Pierre Jahan - FFI, Paris (1944)
Le vide-grenier du dimanche. Deux clichés du photographe et illustrateur Pierre Jahan (1909-2003). Autodidacte, il s'installe à Paris en 1933 où deux rencontres décisives – avec l'illustrateur Raymond Gid et le photographe Emmanuel Sougez – l'orientent vers une carrière professionnelle. Dès lors, il collabore à de nombreuses revues et expose aux côtés d'artistes comme Man Ray ou Henri Cartier-Bresson.

P. Jahan (1947)
Son œuvre, difficile à enfermer dans une école, mêle photographie documentaire, expérimentations visuelles et goût du détournement. Sans appartenir au mouvement surréaliste, il en partage souvent l'esprit : celui d'un regard attentif aux rencontres inattendues, aux métamorphoses du quotidien et à tout ce qui fait surgir l'étrange au cœur du réel.

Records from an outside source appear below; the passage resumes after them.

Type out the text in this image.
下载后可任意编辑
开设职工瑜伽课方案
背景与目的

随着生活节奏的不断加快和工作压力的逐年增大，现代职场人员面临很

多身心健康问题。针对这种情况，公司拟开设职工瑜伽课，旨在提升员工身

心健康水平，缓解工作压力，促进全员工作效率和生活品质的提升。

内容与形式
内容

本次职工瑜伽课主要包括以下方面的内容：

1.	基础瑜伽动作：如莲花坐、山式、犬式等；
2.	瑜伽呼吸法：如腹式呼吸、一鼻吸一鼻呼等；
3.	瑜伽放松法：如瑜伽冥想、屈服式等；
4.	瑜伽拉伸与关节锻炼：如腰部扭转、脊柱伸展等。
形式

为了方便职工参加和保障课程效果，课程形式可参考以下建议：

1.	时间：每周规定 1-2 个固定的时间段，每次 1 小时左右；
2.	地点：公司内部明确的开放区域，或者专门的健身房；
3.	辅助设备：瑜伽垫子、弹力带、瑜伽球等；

Le premier cliché a été pris il y a soixante-dix ans jour pour jour, le 24 août 1944, et cet anniversaire aura au moins facilité mon choix parmi les nombreuses images que j'aime dans l'œuvre protéiforme et fantasque de celui qui disait avoir toujours été fasciné par les jeux de la lumière et du hasard.